Because there is no downside. I mean, the only thing that atheist think is appealing is that they can reason themselves out of religion. What makes you think that 'reasoning yourself out of religion' is attractive, desirable or a worthy goal? It just isn't. It leads to existential crisis in most if not all cases. And then atheist take pride in surviving that crisis. Which, sure, admirable... But attractive? Of course not.
You can be religious and do anything in the world. Literally. I know that atheist love to focus on dumb fucks and literalists, and on how religions are being abused. But the truth is that religion is deeply personal and peoples relation with religion is completely their own. It's extremely simple to pick and choose from the myriad of options within religion. Most religious people are not literalists.
And then you get connection with people, see them regularly, participate in rituals, celebration days, rules for engagement with life.

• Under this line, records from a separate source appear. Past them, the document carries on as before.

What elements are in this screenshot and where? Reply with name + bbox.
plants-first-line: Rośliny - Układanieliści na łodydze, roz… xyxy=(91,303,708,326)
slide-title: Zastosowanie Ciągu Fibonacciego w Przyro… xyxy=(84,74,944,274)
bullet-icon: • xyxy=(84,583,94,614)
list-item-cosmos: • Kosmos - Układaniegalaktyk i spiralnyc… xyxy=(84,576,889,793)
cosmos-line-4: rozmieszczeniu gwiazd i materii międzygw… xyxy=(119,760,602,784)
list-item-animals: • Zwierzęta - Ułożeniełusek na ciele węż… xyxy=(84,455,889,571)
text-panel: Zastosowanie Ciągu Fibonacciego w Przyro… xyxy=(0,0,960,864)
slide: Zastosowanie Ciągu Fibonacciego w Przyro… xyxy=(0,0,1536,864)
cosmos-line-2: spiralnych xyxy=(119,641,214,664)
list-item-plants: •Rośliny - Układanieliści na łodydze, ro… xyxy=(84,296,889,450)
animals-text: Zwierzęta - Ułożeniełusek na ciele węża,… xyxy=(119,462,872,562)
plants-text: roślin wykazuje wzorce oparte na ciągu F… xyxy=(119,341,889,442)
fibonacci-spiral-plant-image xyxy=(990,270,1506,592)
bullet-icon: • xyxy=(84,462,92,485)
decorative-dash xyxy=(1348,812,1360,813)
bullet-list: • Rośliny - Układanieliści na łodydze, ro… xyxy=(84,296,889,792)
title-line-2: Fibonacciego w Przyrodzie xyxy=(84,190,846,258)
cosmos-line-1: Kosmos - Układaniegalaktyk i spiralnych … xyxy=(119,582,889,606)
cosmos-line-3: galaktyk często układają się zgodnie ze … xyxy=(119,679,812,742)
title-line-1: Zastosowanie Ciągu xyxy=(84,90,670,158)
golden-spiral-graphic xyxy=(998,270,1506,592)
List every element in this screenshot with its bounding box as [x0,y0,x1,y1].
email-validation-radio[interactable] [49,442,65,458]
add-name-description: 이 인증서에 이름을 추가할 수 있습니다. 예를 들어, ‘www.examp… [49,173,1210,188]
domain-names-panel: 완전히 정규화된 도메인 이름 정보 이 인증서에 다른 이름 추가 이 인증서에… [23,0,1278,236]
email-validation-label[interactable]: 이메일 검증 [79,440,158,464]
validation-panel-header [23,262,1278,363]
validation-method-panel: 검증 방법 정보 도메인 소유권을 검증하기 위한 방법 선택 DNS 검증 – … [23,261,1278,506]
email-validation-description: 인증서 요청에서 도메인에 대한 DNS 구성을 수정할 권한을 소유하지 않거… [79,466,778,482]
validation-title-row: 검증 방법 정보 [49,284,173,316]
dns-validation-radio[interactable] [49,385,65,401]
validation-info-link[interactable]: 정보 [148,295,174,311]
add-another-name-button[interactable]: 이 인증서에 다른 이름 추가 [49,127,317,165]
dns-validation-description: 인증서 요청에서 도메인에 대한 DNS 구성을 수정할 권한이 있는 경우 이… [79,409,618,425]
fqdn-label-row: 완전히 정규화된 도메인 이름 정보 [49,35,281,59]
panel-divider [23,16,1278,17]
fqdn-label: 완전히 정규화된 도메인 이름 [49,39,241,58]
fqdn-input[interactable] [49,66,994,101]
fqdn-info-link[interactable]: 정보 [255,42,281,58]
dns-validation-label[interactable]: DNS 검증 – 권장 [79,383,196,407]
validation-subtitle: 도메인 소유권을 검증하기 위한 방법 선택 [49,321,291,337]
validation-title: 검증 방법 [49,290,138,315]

Plus, don't forget, an extremely old and mystic piece of human history. The attempts of people to live in a world that has a God. Their struggles, their victories. In essence a reflection on the human condition. And you get to be part of that. Atheist are often too fast to explain religion as a sort of 'failed science', while it's absolutely not. And of course if you can't figure that out you're going to ask why people want to believe in something like that.
There will never be a rational reason for the human condition. Religion will never ever not be part of humanity. As the only way in which the human condition can be contextualised is in a world that is created, and religions are the keepers of that knowledge.
What makes you think that ‘reasoning yourself out of religion’ is attractive, desirable or a worthy goal?
I think for a lot of atheist converts it becomes hard to keep the alternate reality going, and so reasoning out of it becomes unavoidable. Some people are raised atheist. Personally, I just like to know things even if it sucks.
Most religious people are not literalists.
I suspect that's not actually true at a global level. In Africa many people are so literalist they'll believe they're bulletproof because a spell was cast. Even in the West there's areas where I'm guessing most churchgoers believe funny things about natural history.
There are billions of religious people in the world. I understand that there are millions of examples of people who are literalist and dumb. Religion has a lot of pitfalls. But most religious people are navigating religion in a personal and open manner, avoiding those pitfalls and using the same examples to do so.
Again, I'm not sure that's actually true. I suspect literalists may be a small majority.
I get along with religious people of all sorts in real life, to be clear, but I don't think the progressive, quiet Christian or Muslim is as universal as the average Lemmy user may think it is, based on where they live.
Sure, unless you care about LGBT+ people not being discriminated against and murdered. And unless you care about teaching strong critical thinking to avoid conspiracies including anti-vax. And unless you care about the future of the planet in the face of climate change which is largely ignored by religious people who are more focused on the next life than this one. And unless, and unless, and unless....
There are tons of downsides.
As the only way in which the human condition can be contextualised is in a world that is created, and religions are the keepers of that knowledge.
Yeah no, we can contextualize with rational thought, it's just that more work needs to be done that has historically been stifled by religion considering they have historically killed people who didn't go along with them. Religions don't have some monopoly on knowledge in this field, what they have is some shit they just made up, some of which works, and a lot of which doesn't. But they have no methodology by which to test which parts work and which don't so they just push all of them regardless.
That's a very shortsighted view of religion. People two thousand years ago were extremely religious and lgbtq friendly, etc. Most religious people are vaxxed. I mean the things you attribute ro religion is shortsighted, obviously so.
You're looking at a small subsection of the world during a small subsection of time. It's not applicable to religion as a whole and why people are religious. People are obviously not becoming religious in order to be antivax anti lgbtq, etc, etc. The reason is obviously not found there.
And no, we can not contextualize the human condition through rational thought. Humans aren't just rational, we don't just act rationally. We have irrational feelings, emotions and thoughts. So it's literally impossible, in a literal sense. This is basic logic.